## Inputs

- Want one, canonical ID for every unique company.
- Fields
 - Account name
 - Contact name
 - Premises address
 - Billing address
- Companies are duplicated, with different premises and/or billing addresses.
- What about companies with same account name, in different places?
- What about edge cases - almost same company names, different places - same or different company?

## Tools

- Just 1 week work, basic pre-processing to help interns.
- Want to do clustering (are these different rows actually the same company?)

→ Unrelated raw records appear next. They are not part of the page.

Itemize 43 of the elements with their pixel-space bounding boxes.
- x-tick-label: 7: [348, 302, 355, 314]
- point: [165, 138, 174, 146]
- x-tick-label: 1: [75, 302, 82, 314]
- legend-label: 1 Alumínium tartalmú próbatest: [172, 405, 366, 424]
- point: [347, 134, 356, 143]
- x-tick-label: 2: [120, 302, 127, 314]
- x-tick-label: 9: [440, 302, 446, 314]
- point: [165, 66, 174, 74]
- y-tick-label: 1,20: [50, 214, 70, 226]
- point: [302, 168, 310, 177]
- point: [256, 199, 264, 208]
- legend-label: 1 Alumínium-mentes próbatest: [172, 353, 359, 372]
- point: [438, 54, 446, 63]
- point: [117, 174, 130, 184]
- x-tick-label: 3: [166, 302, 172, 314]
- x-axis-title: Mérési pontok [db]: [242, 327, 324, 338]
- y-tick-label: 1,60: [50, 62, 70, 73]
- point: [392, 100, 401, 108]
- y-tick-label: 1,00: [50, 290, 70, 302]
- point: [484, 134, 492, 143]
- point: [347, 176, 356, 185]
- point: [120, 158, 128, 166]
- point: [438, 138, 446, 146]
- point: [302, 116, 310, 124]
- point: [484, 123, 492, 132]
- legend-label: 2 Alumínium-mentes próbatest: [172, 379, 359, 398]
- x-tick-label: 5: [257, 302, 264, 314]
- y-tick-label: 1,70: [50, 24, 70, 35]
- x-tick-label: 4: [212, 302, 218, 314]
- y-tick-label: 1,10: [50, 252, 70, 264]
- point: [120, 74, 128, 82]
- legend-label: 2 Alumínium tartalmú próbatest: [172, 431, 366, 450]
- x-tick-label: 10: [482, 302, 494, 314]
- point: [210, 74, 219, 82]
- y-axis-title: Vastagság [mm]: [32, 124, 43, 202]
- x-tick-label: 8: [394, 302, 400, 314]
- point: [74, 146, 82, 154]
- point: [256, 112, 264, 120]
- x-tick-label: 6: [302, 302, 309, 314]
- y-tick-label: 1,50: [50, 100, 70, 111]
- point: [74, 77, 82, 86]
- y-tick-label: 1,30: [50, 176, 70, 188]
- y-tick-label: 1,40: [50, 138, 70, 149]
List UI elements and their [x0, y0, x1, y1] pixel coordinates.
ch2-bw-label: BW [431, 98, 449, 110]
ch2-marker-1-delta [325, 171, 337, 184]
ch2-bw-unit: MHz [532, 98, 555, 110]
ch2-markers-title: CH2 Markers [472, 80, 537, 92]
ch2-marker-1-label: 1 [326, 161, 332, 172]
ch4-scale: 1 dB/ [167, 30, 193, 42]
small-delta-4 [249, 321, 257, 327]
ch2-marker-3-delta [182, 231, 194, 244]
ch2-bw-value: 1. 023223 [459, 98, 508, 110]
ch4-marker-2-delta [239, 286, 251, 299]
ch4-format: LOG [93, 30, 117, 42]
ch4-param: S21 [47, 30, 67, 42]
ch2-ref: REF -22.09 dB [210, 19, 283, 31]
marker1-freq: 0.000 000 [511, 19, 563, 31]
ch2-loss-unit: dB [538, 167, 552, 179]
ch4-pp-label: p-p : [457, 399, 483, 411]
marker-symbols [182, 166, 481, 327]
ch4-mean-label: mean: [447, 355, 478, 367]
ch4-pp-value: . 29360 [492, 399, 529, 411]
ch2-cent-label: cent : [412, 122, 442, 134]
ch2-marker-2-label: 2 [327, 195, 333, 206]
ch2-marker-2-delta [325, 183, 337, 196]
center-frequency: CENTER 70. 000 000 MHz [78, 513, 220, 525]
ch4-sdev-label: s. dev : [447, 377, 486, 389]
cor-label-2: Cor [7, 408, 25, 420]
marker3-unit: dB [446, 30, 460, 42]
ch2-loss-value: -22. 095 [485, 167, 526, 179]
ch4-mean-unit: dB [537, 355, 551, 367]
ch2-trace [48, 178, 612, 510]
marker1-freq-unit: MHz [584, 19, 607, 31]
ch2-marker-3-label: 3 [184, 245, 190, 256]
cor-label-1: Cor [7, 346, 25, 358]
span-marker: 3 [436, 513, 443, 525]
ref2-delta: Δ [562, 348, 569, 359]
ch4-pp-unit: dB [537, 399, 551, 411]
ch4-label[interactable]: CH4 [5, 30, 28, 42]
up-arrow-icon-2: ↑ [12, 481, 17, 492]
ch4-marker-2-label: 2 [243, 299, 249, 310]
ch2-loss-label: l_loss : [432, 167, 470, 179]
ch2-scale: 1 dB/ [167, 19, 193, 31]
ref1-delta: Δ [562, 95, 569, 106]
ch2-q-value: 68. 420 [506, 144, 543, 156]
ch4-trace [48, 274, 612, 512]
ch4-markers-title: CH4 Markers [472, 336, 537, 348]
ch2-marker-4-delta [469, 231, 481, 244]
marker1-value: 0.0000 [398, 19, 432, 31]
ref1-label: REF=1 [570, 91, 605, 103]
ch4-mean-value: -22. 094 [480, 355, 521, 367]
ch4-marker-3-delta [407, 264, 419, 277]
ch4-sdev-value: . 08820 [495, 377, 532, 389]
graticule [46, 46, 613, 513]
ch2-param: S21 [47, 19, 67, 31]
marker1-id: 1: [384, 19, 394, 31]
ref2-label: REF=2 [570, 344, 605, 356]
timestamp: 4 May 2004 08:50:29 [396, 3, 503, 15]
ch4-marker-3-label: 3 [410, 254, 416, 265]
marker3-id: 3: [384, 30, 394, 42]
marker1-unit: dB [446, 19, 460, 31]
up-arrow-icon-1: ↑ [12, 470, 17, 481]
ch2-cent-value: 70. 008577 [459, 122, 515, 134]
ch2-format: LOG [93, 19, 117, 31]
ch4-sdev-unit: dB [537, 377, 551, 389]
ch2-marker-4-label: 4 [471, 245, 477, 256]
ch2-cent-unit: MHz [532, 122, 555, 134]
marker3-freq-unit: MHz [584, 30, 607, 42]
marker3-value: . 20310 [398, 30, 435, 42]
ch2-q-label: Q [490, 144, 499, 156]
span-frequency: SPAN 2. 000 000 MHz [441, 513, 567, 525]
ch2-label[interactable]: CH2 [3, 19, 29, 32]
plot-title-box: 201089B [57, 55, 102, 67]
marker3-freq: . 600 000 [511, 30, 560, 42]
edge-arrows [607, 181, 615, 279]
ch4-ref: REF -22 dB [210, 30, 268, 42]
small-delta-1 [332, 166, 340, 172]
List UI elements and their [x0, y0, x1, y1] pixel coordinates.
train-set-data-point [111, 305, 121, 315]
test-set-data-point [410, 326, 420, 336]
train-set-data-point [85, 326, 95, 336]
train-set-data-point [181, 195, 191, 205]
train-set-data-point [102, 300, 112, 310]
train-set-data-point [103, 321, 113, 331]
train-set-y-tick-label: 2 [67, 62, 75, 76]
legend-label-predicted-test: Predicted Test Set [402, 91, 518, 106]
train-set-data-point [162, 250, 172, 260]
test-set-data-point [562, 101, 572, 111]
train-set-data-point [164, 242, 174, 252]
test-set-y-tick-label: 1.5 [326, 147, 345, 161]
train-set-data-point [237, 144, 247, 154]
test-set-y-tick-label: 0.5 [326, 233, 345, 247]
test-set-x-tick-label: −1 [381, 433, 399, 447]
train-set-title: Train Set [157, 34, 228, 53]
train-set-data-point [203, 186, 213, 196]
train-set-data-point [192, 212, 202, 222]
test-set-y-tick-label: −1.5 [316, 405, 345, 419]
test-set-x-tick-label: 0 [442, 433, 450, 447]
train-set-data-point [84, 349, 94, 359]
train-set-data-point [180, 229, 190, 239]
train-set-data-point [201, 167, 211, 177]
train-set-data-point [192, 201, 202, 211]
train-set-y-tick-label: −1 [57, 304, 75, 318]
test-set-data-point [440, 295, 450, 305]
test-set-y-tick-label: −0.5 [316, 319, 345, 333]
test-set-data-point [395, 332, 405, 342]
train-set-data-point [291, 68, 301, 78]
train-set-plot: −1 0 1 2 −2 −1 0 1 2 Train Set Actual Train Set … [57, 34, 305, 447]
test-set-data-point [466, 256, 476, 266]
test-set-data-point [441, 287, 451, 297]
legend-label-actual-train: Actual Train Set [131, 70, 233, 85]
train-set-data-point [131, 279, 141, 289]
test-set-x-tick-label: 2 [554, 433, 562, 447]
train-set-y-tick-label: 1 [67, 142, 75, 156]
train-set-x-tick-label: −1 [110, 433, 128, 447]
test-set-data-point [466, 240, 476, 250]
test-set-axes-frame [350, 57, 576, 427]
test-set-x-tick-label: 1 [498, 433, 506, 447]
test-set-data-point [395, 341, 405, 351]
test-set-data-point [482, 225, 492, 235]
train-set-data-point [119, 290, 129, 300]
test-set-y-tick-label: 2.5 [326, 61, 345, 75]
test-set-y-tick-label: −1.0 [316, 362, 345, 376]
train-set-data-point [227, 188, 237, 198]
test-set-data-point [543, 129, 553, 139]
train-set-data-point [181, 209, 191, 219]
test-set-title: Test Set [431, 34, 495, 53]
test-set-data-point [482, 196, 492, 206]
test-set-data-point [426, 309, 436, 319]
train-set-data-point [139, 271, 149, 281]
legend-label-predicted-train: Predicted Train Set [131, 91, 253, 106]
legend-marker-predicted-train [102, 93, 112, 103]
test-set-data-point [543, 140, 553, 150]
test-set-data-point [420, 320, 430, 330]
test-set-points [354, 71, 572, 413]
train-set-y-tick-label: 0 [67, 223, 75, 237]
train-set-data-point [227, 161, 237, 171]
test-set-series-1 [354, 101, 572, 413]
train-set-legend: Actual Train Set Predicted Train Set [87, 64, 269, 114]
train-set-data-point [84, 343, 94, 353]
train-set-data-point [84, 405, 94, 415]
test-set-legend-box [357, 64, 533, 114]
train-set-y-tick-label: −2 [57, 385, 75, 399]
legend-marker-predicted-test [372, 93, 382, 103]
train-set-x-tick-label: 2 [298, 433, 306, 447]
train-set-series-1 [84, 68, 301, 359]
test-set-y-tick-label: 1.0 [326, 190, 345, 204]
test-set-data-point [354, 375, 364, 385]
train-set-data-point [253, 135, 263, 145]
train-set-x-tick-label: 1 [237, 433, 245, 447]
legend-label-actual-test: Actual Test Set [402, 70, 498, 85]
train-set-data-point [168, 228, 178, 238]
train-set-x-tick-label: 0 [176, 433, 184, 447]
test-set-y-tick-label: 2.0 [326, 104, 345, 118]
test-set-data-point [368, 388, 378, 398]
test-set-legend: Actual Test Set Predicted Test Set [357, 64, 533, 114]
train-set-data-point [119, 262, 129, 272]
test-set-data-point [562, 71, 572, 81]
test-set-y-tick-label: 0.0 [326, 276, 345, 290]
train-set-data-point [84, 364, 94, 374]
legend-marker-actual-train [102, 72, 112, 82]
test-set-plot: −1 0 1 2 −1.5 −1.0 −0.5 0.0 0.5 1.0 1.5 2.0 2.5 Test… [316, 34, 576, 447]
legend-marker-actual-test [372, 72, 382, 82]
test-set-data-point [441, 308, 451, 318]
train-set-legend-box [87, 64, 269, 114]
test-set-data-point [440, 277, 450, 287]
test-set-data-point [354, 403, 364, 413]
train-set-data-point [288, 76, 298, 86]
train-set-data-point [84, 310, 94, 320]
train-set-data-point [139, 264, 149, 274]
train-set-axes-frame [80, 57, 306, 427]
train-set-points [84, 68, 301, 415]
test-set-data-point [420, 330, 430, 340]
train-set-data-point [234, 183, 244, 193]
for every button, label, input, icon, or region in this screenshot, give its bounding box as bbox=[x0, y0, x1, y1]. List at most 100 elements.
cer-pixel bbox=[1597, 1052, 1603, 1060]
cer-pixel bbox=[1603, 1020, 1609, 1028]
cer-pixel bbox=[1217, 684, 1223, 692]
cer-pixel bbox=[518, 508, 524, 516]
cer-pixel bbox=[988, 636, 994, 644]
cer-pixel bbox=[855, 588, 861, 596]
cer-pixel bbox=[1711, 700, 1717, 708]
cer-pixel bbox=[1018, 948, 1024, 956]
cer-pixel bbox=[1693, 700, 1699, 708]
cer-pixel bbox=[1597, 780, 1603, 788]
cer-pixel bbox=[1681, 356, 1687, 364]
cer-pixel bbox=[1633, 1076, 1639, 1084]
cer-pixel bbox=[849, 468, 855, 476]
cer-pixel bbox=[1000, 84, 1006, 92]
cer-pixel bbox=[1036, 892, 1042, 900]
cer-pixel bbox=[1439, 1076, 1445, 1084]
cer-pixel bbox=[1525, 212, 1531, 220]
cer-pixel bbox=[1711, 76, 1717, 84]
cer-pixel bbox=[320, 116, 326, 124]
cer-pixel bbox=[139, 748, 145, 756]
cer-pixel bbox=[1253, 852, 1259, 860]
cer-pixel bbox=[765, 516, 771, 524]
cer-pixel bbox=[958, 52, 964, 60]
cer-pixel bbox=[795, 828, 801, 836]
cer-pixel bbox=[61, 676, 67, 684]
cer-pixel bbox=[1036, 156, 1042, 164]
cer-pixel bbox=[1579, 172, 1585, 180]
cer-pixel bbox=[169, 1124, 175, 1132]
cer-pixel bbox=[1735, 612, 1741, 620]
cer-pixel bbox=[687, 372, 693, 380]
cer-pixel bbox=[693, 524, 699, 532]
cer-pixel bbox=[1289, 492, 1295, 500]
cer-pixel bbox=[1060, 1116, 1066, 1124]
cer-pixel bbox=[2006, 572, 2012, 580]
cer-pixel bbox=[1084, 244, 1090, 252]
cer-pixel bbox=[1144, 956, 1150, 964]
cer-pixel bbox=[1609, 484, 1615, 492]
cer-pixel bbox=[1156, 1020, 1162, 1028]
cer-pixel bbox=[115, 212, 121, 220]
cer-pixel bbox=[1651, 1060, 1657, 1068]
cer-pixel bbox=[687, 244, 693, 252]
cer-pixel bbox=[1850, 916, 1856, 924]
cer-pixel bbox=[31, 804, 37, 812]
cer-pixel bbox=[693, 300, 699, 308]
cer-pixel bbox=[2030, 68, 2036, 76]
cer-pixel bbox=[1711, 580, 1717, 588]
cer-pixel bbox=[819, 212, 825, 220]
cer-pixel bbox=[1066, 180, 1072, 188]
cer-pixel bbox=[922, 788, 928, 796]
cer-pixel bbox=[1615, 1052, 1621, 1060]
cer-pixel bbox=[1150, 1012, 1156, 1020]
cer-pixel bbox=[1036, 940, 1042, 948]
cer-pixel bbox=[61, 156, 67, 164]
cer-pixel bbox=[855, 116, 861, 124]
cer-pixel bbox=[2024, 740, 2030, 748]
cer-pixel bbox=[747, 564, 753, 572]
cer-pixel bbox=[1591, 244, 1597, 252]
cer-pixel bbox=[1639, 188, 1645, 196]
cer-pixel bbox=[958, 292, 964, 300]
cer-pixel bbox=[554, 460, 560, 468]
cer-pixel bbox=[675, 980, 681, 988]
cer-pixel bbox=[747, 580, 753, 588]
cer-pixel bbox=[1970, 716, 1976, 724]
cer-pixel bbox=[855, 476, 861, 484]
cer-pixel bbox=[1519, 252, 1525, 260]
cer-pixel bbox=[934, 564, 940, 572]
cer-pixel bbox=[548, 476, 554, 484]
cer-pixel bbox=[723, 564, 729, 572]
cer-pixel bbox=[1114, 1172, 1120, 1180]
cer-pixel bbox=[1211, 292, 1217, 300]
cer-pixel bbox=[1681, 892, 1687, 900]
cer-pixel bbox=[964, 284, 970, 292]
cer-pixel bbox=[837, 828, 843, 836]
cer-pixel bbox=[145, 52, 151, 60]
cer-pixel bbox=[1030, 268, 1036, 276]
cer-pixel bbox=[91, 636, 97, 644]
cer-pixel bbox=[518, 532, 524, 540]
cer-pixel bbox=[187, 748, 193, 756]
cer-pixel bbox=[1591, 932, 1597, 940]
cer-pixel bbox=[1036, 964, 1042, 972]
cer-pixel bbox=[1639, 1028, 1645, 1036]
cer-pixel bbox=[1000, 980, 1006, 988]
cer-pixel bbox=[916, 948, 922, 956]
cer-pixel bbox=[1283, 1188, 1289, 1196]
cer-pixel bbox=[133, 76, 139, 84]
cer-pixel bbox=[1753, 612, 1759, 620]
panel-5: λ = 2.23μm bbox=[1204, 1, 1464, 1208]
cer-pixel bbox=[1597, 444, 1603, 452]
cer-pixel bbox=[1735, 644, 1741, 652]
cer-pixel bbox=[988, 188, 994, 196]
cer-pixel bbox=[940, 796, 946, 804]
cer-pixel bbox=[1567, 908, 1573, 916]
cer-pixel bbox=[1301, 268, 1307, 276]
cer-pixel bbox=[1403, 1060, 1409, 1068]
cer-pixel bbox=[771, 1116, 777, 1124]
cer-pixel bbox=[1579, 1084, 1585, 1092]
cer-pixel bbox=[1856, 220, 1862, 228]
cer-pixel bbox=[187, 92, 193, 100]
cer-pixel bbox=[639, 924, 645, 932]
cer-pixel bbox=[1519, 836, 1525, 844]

1. Input rows -> `nltk.PunktTokeniser`. -> Cleaned, parsed, tokensized strings.
 - Sometimes need to preserve non-alphanumeric characters (e.g. "203-205 Upper Street").
2. -> `sklearn.TfidVectorizer` -> TF-IDF 2D matrix
3. -> `sklearn.TruncatedSVD` -> SVD N-D matrix

Now, we can:

1. Suggest similar accounts t- be grouped into manageable chunks for people to look at.
 - `sklearn.MiniBatchKmeans` (ridiculously fast, coupled with grid search for hyperparameters)
 - `sklearn.AffinityPropagation`
2. Human validation + verification
3. Incorporate and propagate *valid* groupings
 - `sklearn.RadiusNeighborsClassifier`
 - Supervised, passing through human knowledge
 
## Results

- 93% accuracy, compared to human experts who validated the results
- `nltk` and `scikit-learn` allowed rapid development and testing
- Human input is important - no ML problem is an island.